Antes de eso, sólo nos habíamos visto algunas veces, siempre con más gente, siempre de lejos. Su pelo era una marca, un punto de referencia en la multitud. María era parte de un decorado, una escenografía por la que transitaba a veces. Podía verla en el fondo, de la misma manera en que se identifica una calle o una plaza en la que no tenemos ningún recuerdo en particular.
Sabía por Manuel, un amigo en común con el que me acostaba a veces, que pintaba. María pintaba cuadros que exponía en galerías de escasa reputación, donde asistían personas que en vez de mirar las obras, iban a mostrarse a sí mismas. Nuestro amigo me contaba del trabajo de María, dejando entrever una secreta admiración por los lugares a los que ella llegaba; una forma de misterio a la que él no había accedido.
Eso hasta los fuegos. Fuegos que empezaron a ocurrir de pronto.
Comenzaban de la nada.
En distintos lugares de mi casa, a diferentes horas. A veces veía cómo se encendía una pequeña chispa, que luego se volvía fuego. Otras, llegaba cuando ya el fuego había comenzado. Nunca era algo agresivo, siempre eran sutiles, como si sólo fuesen pequeños llamados de atención.
Esas primeras semanas tuve miedo. Pensaba que había una fuerza maligna que hacía que esos fuegos comenzaran. Luego me empecé a acostumbrar a ellos y los recibía como se recibe a un invitado al que estábamos esperando.
Cuando se lo comenté a Manuel no pareció sorprendido. Esbozó una leve sonrisa, como si supiera algo que yo no. Un típico juego de Manuel en el que yo ya no caía. A eso le atribuía que la extraña relación que manteníamos continuara en el tiempo. Un tiempo que había sido especialmente desolado para mí, donde había dejado ir muchas de las cosas que me sostenían. Pero no Manuel. Él había sobrevivido a esa avalancha de cortes en mi vida. Supongo que nos servíamos el uno al otro. Funcionábamos sin ataduras, sin expectativas, en un limbo de sobrevivencia que llenábamos con películas y alcohol.

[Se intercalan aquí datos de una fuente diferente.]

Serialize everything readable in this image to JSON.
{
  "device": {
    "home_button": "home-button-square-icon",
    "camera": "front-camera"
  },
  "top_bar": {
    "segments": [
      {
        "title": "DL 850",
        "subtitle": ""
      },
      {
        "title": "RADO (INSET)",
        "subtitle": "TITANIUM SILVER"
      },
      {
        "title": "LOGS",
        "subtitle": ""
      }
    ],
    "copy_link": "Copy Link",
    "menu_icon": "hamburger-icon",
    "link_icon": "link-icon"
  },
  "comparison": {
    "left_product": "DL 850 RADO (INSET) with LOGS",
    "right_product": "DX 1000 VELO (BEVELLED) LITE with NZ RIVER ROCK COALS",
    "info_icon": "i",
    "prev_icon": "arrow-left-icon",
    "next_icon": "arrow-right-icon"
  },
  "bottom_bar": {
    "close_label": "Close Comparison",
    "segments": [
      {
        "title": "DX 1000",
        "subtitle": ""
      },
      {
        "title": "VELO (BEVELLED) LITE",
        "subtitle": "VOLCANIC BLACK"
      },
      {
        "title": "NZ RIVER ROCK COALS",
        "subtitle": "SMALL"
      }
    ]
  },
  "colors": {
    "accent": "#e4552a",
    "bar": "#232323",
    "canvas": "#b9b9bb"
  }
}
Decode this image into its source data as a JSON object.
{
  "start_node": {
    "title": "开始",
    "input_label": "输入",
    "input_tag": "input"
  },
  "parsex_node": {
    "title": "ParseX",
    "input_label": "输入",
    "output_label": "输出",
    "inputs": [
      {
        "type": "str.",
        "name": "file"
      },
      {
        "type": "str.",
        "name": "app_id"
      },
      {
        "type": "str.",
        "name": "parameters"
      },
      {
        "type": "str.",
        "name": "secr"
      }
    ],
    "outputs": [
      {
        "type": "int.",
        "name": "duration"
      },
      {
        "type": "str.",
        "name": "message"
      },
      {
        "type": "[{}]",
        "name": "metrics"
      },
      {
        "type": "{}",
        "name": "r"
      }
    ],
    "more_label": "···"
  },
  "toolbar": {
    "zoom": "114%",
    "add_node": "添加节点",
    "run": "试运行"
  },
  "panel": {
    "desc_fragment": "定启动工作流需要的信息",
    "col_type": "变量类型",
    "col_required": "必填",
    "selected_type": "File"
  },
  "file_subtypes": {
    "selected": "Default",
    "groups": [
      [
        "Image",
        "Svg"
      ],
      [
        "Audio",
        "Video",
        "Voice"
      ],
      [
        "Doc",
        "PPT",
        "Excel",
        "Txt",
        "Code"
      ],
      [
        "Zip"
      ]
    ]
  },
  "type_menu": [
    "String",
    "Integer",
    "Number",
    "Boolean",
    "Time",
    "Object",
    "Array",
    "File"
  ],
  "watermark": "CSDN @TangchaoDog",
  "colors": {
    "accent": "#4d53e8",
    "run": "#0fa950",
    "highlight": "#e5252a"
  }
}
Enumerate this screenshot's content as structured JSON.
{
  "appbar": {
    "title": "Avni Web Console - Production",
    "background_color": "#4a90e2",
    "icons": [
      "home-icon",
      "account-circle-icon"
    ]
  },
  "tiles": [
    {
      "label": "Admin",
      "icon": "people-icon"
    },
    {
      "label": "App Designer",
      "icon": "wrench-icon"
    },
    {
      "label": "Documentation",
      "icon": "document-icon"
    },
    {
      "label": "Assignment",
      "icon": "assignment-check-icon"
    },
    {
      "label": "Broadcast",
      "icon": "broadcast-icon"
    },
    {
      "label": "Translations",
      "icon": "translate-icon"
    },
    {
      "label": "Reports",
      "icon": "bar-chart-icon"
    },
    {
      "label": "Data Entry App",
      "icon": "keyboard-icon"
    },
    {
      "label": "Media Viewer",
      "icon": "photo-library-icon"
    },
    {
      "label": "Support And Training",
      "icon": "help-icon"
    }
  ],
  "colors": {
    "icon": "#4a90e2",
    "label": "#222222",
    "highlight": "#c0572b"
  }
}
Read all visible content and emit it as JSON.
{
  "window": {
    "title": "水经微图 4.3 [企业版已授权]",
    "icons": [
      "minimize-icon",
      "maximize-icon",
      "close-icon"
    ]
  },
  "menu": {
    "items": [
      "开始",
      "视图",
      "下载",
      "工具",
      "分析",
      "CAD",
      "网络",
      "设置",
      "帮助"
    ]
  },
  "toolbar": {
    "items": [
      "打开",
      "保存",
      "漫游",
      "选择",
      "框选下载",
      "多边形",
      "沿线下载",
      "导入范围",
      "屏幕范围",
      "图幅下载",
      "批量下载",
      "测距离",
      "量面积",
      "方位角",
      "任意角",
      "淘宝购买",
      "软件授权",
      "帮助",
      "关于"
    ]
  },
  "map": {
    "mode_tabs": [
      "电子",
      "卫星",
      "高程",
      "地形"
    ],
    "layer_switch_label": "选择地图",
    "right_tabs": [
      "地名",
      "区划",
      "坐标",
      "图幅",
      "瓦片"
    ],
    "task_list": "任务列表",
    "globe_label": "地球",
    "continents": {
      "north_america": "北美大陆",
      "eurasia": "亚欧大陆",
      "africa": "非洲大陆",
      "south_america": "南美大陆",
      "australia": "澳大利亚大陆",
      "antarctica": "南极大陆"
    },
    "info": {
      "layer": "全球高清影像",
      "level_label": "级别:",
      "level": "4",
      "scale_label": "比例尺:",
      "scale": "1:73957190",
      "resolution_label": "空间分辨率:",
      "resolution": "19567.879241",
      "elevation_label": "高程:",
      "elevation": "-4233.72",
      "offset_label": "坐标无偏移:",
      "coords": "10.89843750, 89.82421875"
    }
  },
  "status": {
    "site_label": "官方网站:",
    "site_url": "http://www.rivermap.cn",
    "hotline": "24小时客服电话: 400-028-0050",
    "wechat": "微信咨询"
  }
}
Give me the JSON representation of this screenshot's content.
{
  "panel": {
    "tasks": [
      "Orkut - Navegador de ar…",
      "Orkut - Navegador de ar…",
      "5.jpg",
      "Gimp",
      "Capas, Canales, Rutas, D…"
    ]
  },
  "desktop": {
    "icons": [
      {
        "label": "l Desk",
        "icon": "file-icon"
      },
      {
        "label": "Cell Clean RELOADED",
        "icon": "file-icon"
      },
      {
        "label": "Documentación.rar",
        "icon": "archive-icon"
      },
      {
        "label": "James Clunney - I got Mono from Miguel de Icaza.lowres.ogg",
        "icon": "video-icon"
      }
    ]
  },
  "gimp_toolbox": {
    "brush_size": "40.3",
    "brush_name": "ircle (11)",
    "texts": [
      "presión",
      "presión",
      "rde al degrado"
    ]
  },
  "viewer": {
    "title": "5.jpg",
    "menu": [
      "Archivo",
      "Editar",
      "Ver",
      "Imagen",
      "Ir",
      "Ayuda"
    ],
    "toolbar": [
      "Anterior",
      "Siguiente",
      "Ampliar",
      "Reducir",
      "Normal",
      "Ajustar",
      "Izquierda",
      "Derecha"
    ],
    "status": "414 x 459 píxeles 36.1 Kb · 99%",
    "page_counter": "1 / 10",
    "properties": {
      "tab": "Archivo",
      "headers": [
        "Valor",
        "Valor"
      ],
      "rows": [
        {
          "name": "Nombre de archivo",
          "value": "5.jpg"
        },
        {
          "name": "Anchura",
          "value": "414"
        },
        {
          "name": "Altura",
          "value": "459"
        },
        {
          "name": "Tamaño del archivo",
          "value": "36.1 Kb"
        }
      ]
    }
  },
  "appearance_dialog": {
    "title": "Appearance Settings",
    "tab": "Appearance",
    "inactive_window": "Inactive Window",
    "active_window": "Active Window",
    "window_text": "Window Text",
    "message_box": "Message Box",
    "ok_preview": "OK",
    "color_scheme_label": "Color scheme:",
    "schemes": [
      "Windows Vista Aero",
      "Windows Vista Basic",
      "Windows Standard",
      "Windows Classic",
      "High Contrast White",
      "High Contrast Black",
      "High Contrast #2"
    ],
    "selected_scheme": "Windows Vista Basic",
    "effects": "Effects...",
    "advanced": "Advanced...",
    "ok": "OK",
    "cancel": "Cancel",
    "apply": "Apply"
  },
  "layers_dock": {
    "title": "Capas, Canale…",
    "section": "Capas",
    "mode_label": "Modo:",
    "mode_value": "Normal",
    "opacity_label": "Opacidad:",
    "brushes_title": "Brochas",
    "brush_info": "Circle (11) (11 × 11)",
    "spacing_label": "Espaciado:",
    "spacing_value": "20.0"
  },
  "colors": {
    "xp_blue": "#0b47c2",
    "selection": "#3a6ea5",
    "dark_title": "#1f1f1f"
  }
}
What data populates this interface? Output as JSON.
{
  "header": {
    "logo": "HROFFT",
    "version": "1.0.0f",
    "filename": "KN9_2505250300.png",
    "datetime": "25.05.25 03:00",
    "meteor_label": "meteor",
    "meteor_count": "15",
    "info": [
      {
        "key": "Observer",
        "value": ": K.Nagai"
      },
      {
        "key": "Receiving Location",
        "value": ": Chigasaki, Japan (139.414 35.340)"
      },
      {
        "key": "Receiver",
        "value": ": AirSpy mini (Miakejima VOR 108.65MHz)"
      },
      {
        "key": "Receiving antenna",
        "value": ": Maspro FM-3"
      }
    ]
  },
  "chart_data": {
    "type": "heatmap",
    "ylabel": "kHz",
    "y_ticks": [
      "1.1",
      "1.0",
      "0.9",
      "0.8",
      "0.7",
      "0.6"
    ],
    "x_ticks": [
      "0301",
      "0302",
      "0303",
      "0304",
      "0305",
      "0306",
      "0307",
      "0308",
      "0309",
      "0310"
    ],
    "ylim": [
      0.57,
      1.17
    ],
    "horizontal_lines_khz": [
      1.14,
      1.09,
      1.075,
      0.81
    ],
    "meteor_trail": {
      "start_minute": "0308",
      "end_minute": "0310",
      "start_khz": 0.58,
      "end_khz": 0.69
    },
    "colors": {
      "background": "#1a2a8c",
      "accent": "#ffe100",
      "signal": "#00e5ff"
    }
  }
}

Y sin embargo lo había aprendido a conocer lo suficiente. Conocía sus mecanismos. Cómo seducía de una manera poco ortodoxa. Lo había transformado en un deporte. Había muchas chicas que caían ahí, a mí no me importaba realmente. Tampoco me interesaba lo que tuviera que decir acerca de mis fuegos. Yo estaba bien con ellos. Los atesoraba como si de pronto hubiese llegado a mi puerta un perro, pequeño y frágil, y yo lo hubiese dejado entrar, para luego aparecer en distintos lugares de mi casa.
Pero Manuel no me pudo dejar en paz con mi perro-fuego. Tuvo que abrir su boca. Entonces empezó a hablar de las pinturas de María, de su técnica, de cómo hacía que el óleo se viera vivo con esos brochazos gordos y espesos que daba a la tela.
—¿Y eso qué tiene que ver con mis fuegos? —le pregunté con impaciencia, acentuando el «mis», como diciéndole no te metas con mis fuegos y a la vez, basta de hablar estupideces, a mí qué me importan María y su técnica.
—Sucede —comenzó a decir, pausadamente, retomando el fastidioso jueguito del misterio— que justo María está pintando fuegos.
Entonces sí captó mi atención el muy maldito. Se dio cuenta y lo empezó a disfrutar.
Lo miré con desconcierto. ¿Cómo era posible que algo así ocurriese?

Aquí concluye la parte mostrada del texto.